The equilibrium constant for this reaction at 298.15 K is $2.067\times 10^{13}$.

Explanation:

The equation used to calculate Gibbs free change is of a reaction is:  

$\Delta G^o_{rxn}=\sum [n\times \Delta G^o_f(product)]-\sum [n\times \Delta G^o_f(reactant)]$

The equation for the enthalpy change of the above reaction is:

$\Delta G^o_{rxn}=(2\times \Delta G^o_f_{(H_2O(g))}+2\times G^o_f_{(Cl_2(g))})-(4\times \Delta G^o_f_{(HCl(g))}+1\times G^o_f_{(O_2(g))})$

We are given:

$\Delta G^o_f_{(HCl(g))}=-95.3 kJ/mol\\\Delta G^o_f_{(H_2O(g))}=228.6 kJ/mol$

$\Delta G^o_f_{(O_2(g))}=\Delta G^o_f_{(Cl_2(g))}=0$ (pure element)
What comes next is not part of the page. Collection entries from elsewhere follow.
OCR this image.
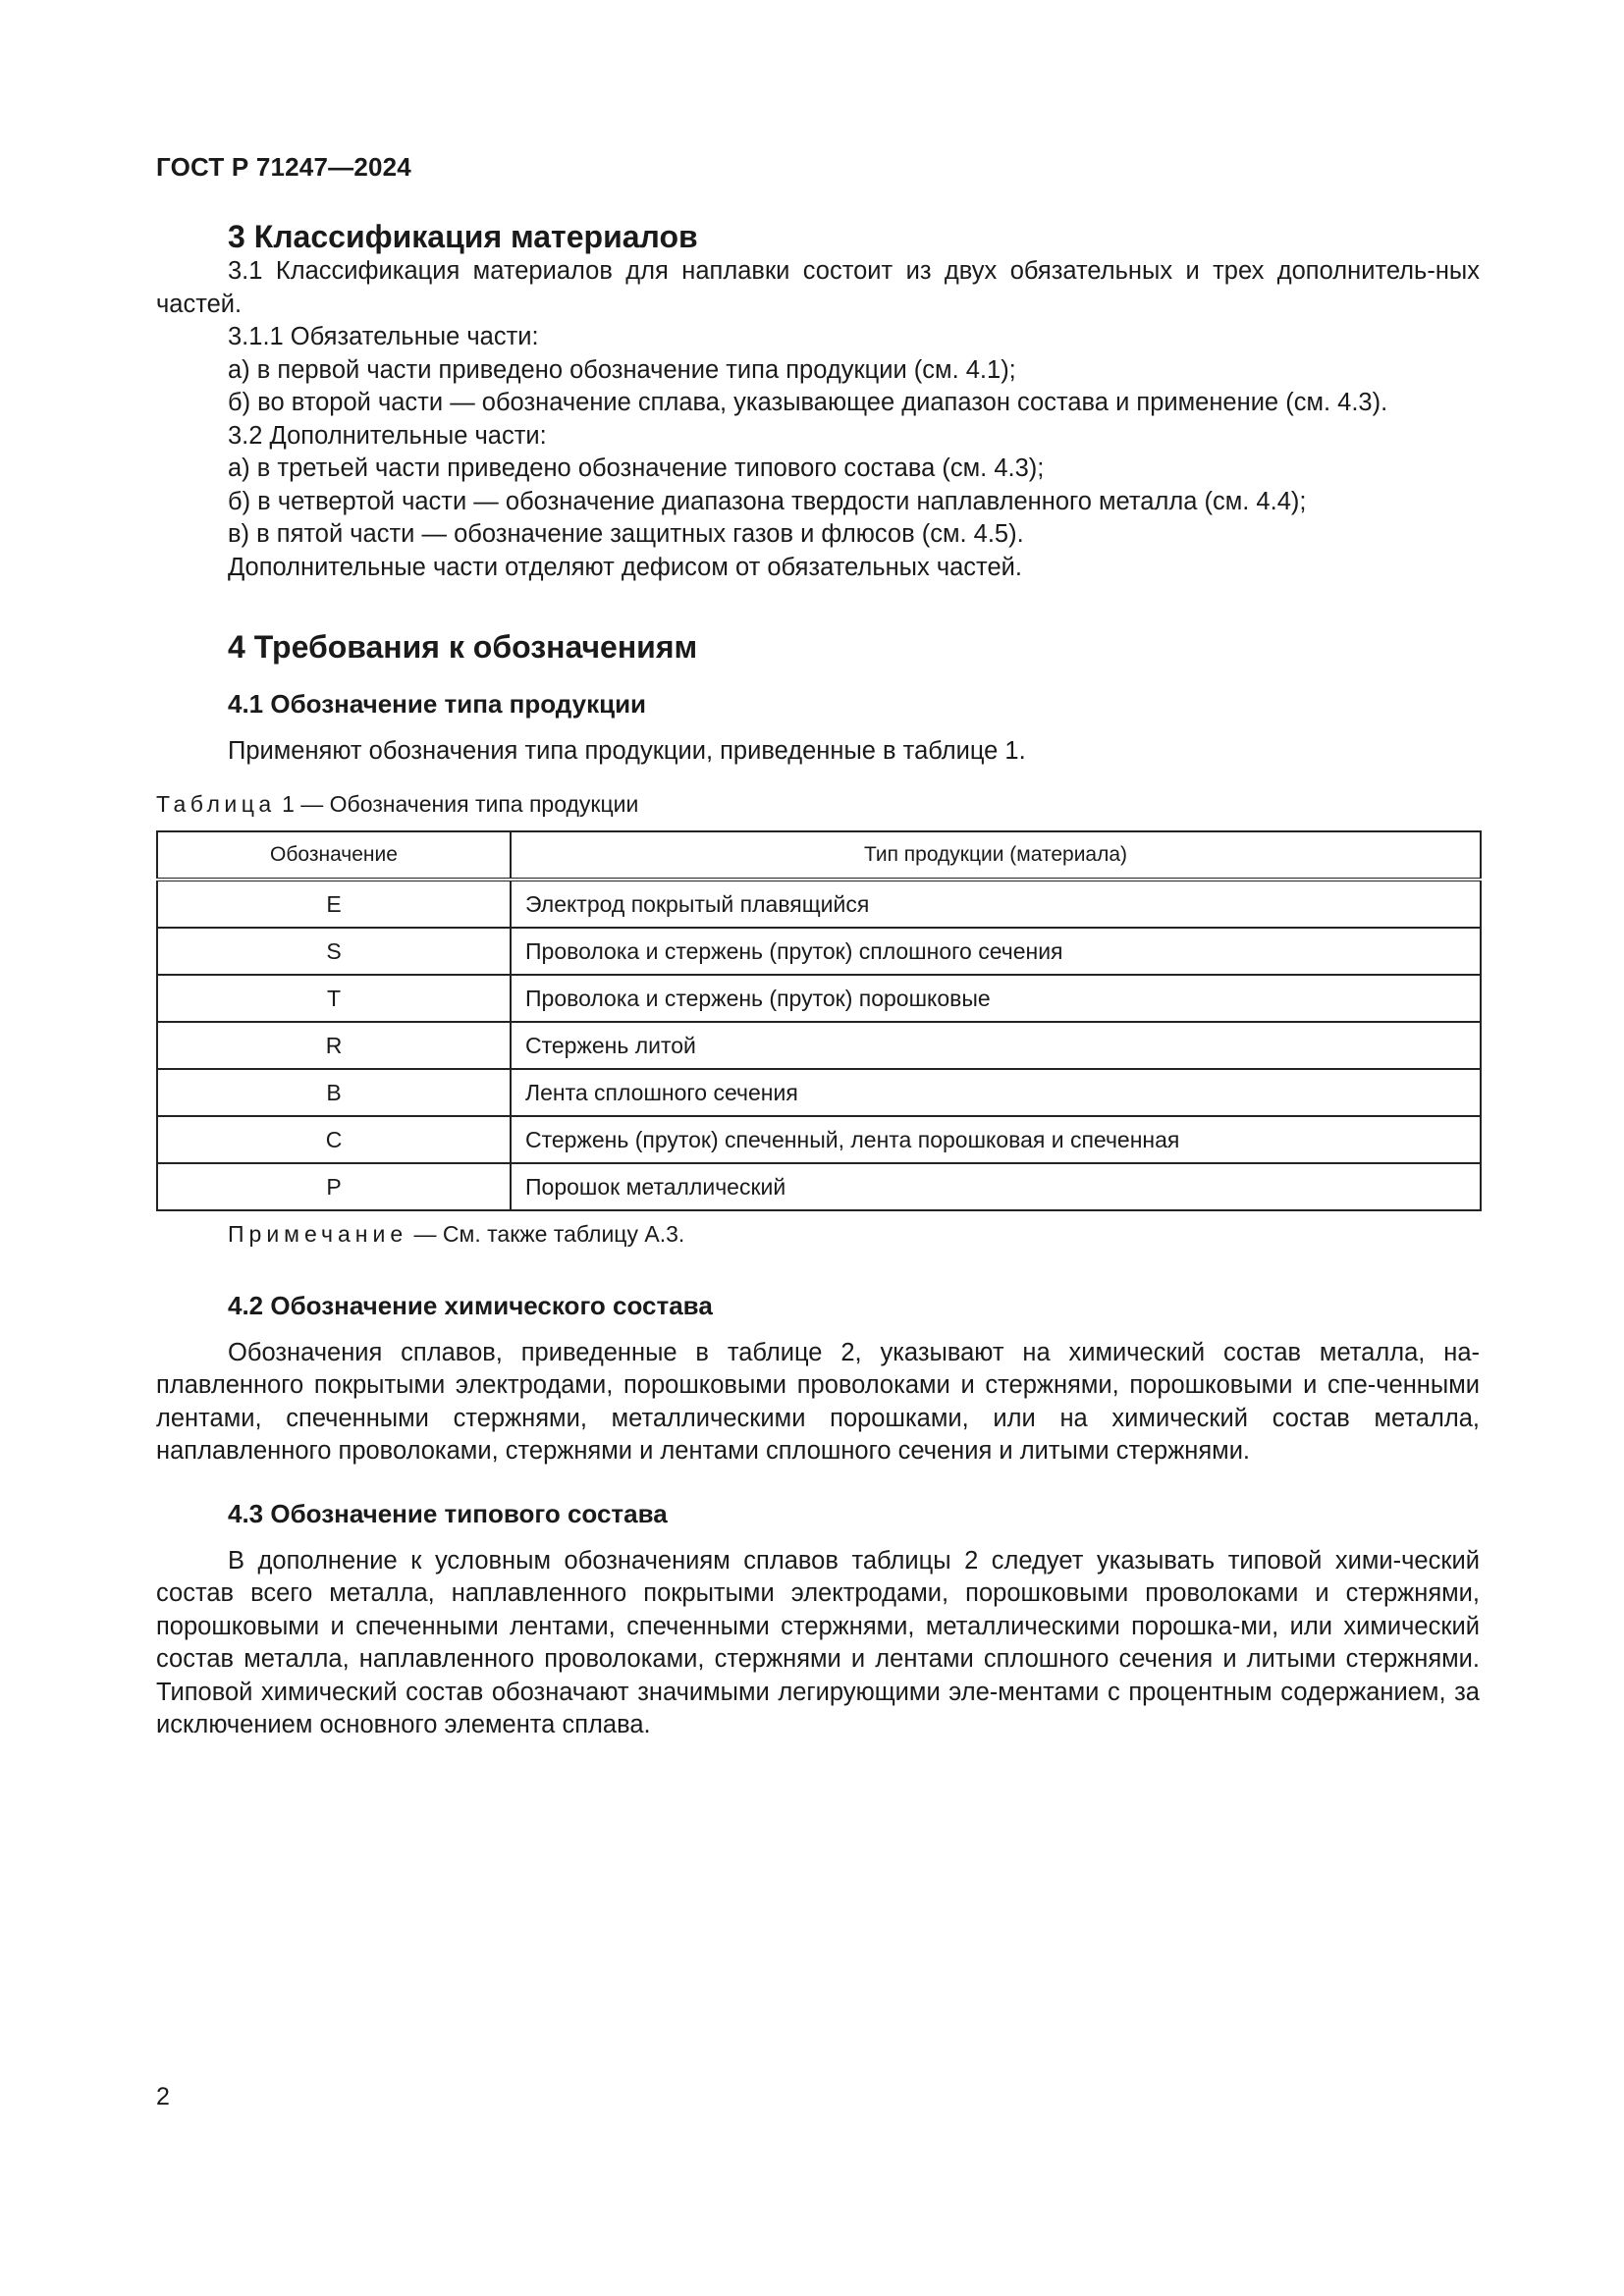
ГОСТ Р 71247—2024
3 Классификация материалов

3.1 Классификация материалов для наплавки состоит из двух обязательных и трех дополнитель-ных частей.

3.1.1 Обязательные части:

а) в первой части приведено обозначение типа продукции (см. 4.1);

б) во второй части — обозначение сплава, указывающее диапазон состава и применение (см. 4.3).

3.2 Дополнительные части:

а) в третьей части приведено обозначение типового состава (см. 4.3);

б) в четвертой части — обозначение диапазона твердости наплавленного металла (см. 4.4);

в) в пятой части — обозначение защитных газов и флюсов (см. 4.5).

Дополнительные части отделяют дефисом от обязательных частей.

4 Требования к обозначениям
4.1 Обозначение типа продукции

Применяют обозначения типа продукции, приведенные в таблице 1.

Таблица 1 — Обозначения типа продукции

Обозначение	Тип продукции (материала)
E	Электрод покрытый плавящийся
S	Проволока и стержень (пруток) сплошного сечения
T	Проволока и стержень (пруток) порошковые
R	Стержень литой
B	Лента сплошного сечения
C	Стержень (пруток) спеченный, лента порошковая и спеченная
P	Порошок металлический

Примечание — См. также таблицу А.3.

4.2 Обозначение химического состава

Обозначения сплавов, приведенные в таблице 2, указывают на химический состав металла, на-плавленного покрытыми электродами, порошковыми проволоками и стержнями, порошковыми и спе-ченными лентами, спеченными стержнями, металлическими порошками, или на химический состав металла, наплавленного проволоками, стержнями и лентами сплошного сечения и литыми стержнями.

4.3 Обозначение типового состава

В дополнение к условным обозначениям сплавов таблицы 2 следует указывать типовой хими-ческий состав всего металла, наплавленного покрытыми электродами, порошковыми проволоками и стержнями, порошковыми и спеченными лентами, спеченными стержнями, металлическими порошка-ми, или химический состав металла, наплавленного проволоками, стержнями и лентами сплошного сечения и литыми стержнями. Типовой химический состав обозначают значимыми легирующими эле-ментами с процентным содержанием, за исключением основного элемента сплава.

2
Putting values in above equation, we get:

$\Delta G^o_{rxn}=(2\times (-228.6 kJ/mol)+2\times 0 kJ/mol)-(4\times -95.3 kJ/mol+1\times 0 kJ/mol)=-76 kJ/mol$

To calculate the $K_1$ (at 25°C) for given value of Gibbs free energy, we use the relation:

$\Delta G^o=-RT\ln K_1$

where,

$\Delta G^o$ = Gibbs free energy = -76 kJ/mol = -76000 J/mol  

(Conversion factor: 1kJ = 1000J)

R = Gas constant = $8.314J/K mol$

T = temperature = 298.15 K[/tex]

$K_1$ = equilibrium constant at 25°C = ?

$-76000 J/mol=-8.314J/K mol\times 298.145 K\ln K_1$

$\ln K_1=\frac{-76000 J/mol}{-8.314J/K mol\times 298.15 K}$

$K_1=2.067\times 10^{13}$

The equilibrium constant for this reaction at 298.15 K is $2.067\times 10^{13}$.